William Dumbrell identifies the chief theme of the book to be "YHWH’s interest in and devotion to the city of Jerusalem." He is adamant that chapter 1, which is a "very thorough indictment of the failure of Israel to be the people of God and a rejection of Jerusalem, the political and cult centre", is the key to the whole book. The year is 740 BC and King Uzziah has just died. His long reign of 42 years had "marked for the south a return to Davidic and Solomonic greatness" and in the north Jeroboam II had been a forceful king, restoring the boundaries of Israel. According to J.Ridderbos, "Both Judah and Israel enjoyed a position of power such as they had not known since the splitting up of the kingdom.." But 18 years later, as Isaiah predicts in chapters 8 and 9, in 722BC the Assyrians overrun the northern capital Samaria, though the LORD goes on to predict judgement on the Assyrians too in chapter 10. In 701, the Assyrian armies reach Jerusalem and besiege it, but are destroyed by the angel of the LORD. Though his life is extended, King Hezekiah’s folly leads to the prophecy that Babylon will come and capture Judah in chapter 39, the final note to a tragic opening half of this book. The exile takes place at the end of Jeremiah’s ministry in 586 BC.
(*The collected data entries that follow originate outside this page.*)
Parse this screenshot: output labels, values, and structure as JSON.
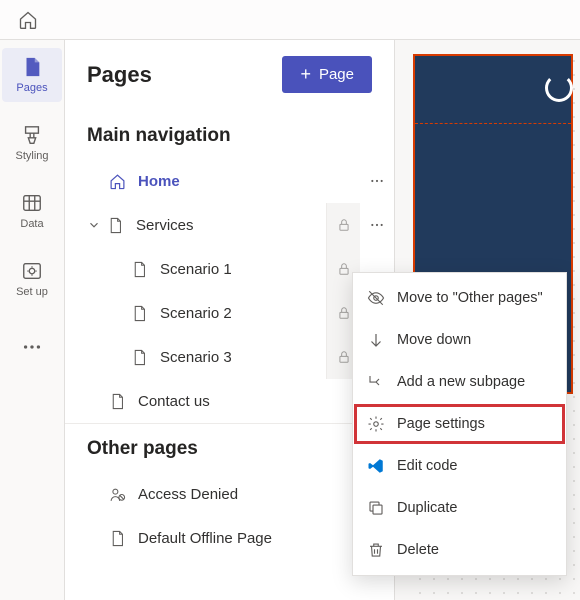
{
  "topbar": {
    "home_label": "Home"
  },
  "rail": {
    "items": [
      {
        "label": "Pages"
      },
      {
        "label": "Styling"
      },
      {
        "label": "Data"
      },
      {
        "label": "Set up"
      }
    ]
  },
  "panel": {
    "title": "Pages",
    "new_button": "Page"
  },
  "sections": {
    "main_nav_title": "Main navigation",
    "other_pages_title": "Other pages"
  },
  "tree": {
    "home": "Home",
    "services": "Services",
    "scenario1": "Scenario 1",
    "scenario2": "Scenario 2",
    "scenario3": "Scenario 3",
    "contact": "Contact us",
    "access_denied": "Access Denied",
    "default_offline": "Default Offline Page"
  },
  "context_menu": {
    "move_other": "Move to \"Other pages\"",
    "move_down": "Move down",
    "add_subpage": "Add a new subpage",
    "page_settings": "Page settings",
    "edit_code": "Edit code",
    "duplicate": "Duplicate",
    "delete": "Delete"
  }
}
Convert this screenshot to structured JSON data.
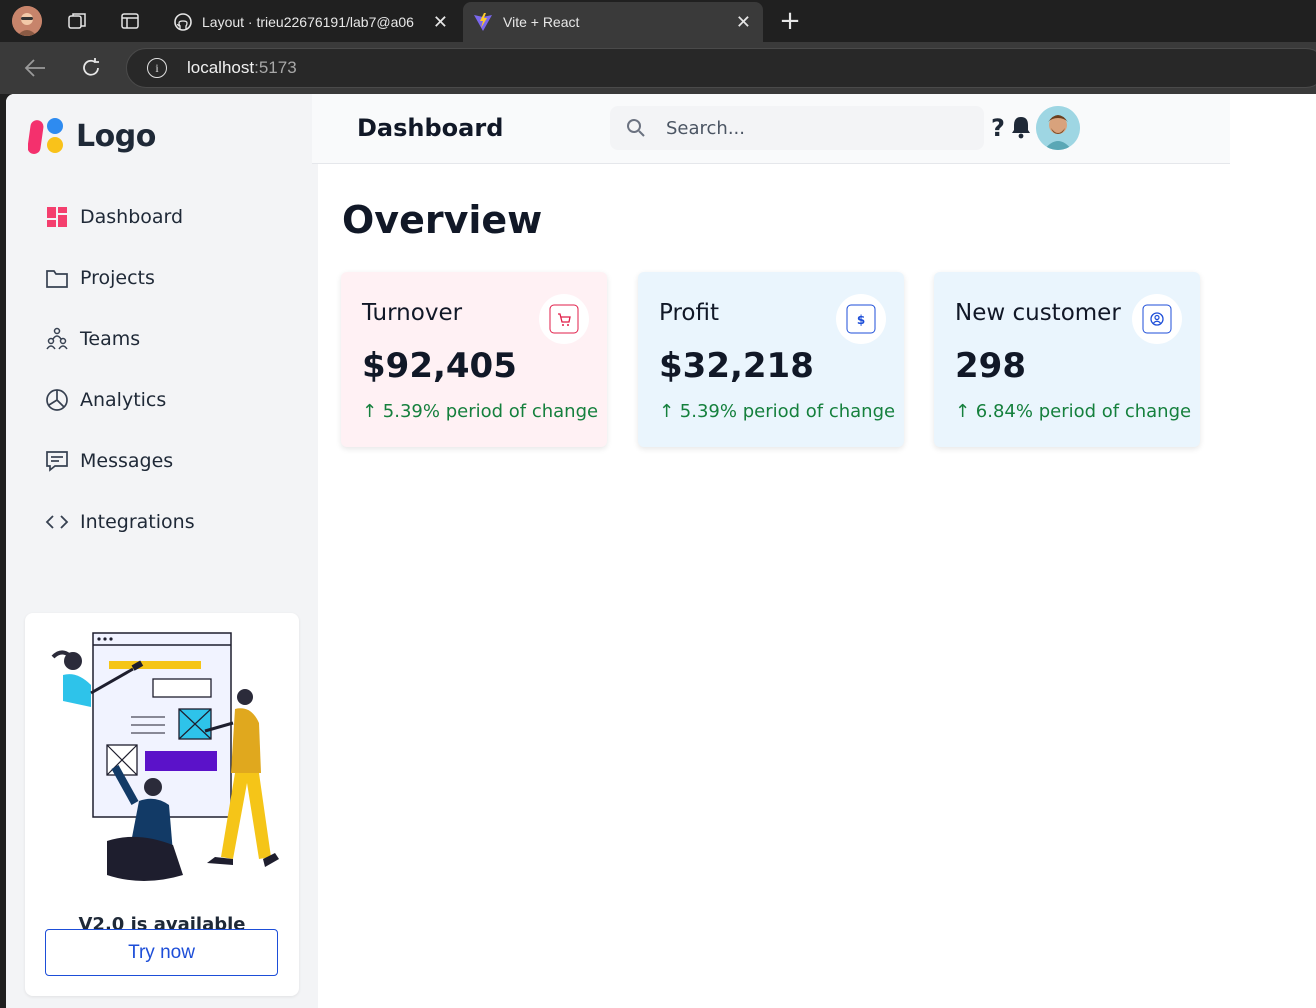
{
  "browser": {
    "tabs": [
      {
        "title": "Layout · trieu22676191/lab7@a06",
        "icon": "github-icon"
      },
      {
        "title": "Vite + React",
        "icon": "vite-icon"
      }
    ],
    "url": {
      "host": "localhost",
      "port": ":5173"
    }
  },
  "app": {
    "logo_text": "Logo",
    "header": {
      "title": "Dashboard",
      "search_placeholder": "Search...",
      "help_label": "?"
    },
    "sidebar": {
      "items": [
        {
          "label": "Dashboard",
          "icon": "dashboard-icon",
          "active": true
        },
        {
          "label": "Projects",
          "icon": "folder-icon"
        },
        {
          "label": "Teams",
          "icon": "teams-icon"
        },
        {
          "label": "Analytics",
          "icon": "pie-chart-icon"
        },
        {
          "label": "Messages",
          "icon": "message-icon"
        },
        {
          "label": "Integrations",
          "icon": "code-icon"
        }
      ],
      "promo": {
        "title": "V2.0 is available",
        "button": "Try now"
      }
    },
    "main": {
      "title": "Overview",
      "cards": [
        {
          "title": "Turnover",
          "value": "$92,405",
          "change": "↑ 5.39% period of change",
          "icon": "cart-icon",
          "bg": "#fff1f4",
          "accent": "#e11d48"
        },
        {
          "title": "Profit",
          "value": "$32,218",
          "change": "↑ 5.39% period of change",
          "icon": "dollar-icon",
          "bg": "#eaf5fd",
          "accent": "#1d4ed8"
        },
        {
          "title": "New customer",
          "value": "298",
          "change": "↑ 6.84% period of change",
          "icon": "user-icon",
          "bg": "#eaf5fd",
          "accent": "#1d4ed8"
        }
      ]
    }
  },
  "colors": {
    "change_positive": "#15803d",
    "primary": "#1d4ed8",
    "sidebar_bg": "#f3f4f6"
  }
}
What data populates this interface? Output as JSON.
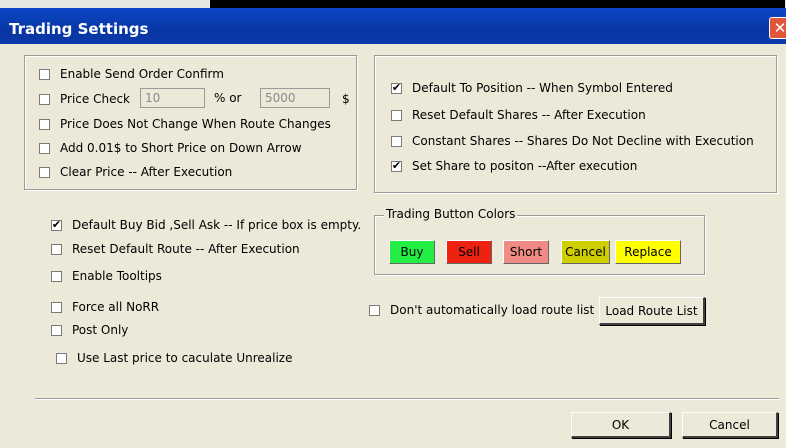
{
  "window": {
    "title": "Trading Settings",
    "close_glyph": "✕"
  },
  "left_group": {
    "enable_send_order_confirm": {
      "label": "Enable Send Order Confirm",
      "checked": false
    },
    "price_check": {
      "label": "Price Check",
      "checked": false,
      "value": "10",
      "percent_or": "% or",
      "dollar_value": "5000",
      "dollar_sign": "$"
    },
    "price_no_change": {
      "label": "Price Does Not Change When Route Changes",
      "checked": false
    },
    "add_001": {
      "label": "Add 0.01$ to Short Price on Down Arrow",
      "checked": false
    },
    "clear_price": {
      "label": "Clear Price -- After Execution",
      "checked": false
    }
  },
  "right_group": {
    "default_to_position": {
      "label": "Default To Position -- When Symbol Entered",
      "checked": true
    },
    "reset_default_shares": {
      "label": "Reset Default Shares -- After Execution",
      "checked": false
    },
    "constant_shares": {
      "label": "Constant Shares -- Shares Do Not Decline with Execution",
      "checked": false
    },
    "set_share_to_position": {
      "label": "Set Share to positon --After execution",
      "checked": true
    }
  },
  "options": {
    "default_buy_bid": {
      "label": "Default Buy Bid ,Sell Ask -- If price box is empty.",
      "checked": true
    },
    "reset_default_route": {
      "label": "Reset Default Route -- After Execution",
      "checked": false
    },
    "enable_tooltips": {
      "label": "Enable Tooltips",
      "checked": false
    },
    "force_all_norr": {
      "label": "Force all NoRR",
      "checked": false
    },
    "post_only": {
      "label": "Post Only",
      "checked": false
    },
    "use_last_price": {
      "label": "Use Last price to caculate Unrealize",
      "checked": false
    }
  },
  "trading_button_colors": {
    "legend": "Trading Button Colors",
    "buttons": [
      {
        "label": "Buy",
        "color": "#22ee44"
      },
      {
        "label": "Sell",
        "color": "#ee2211"
      },
      {
        "label": "Short",
        "color": "#f08a84"
      },
      {
        "label": "Cancel",
        "color": "#cfcf00"
      },
      {
        "label": "Replace",
        "color": "#ffff00"
      }
    ]
  },
  "route": {
    "dont_auto_load": {
      "label": "Don't automatically load route list",
      "checked": false
    },
    "load_button": "Load Route List"
  },
  "footer": {
    "ok": "OK",
    "cancel": "Cancel"
  }
}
The second half of the book comforts Israel that God will send help and redeem them from Babylon, using his instrument, the Persian king Cyrus, predicted by name in chapter 45, though he wasn’t to appear until 559 BC, some two centuries after Isaiah! But the real Redeemer Israel is to be looking out for is the suffering servant of Isaiah 50-53, and this is someone who will actually bring salvation to the Gentiles too in chapters 56 and 60, and will bring a time of unprecedented blessing with a universally righteous people, dwelling in a land of eternal light and joy (60:19-21)

Content

"The Spirit of the Lord GOD is upon Me, because the LORD has anointed Me to preach good tidings to the poor; He has sent Me to heal the broken-hearted, to proclaim liberty to the captives and the opening of the prison to those who are bound; to proclaim the acceptable year of the LORD, and the day of vengeance of our God; to comfort all who mourn" (Isaiah 61:1,2).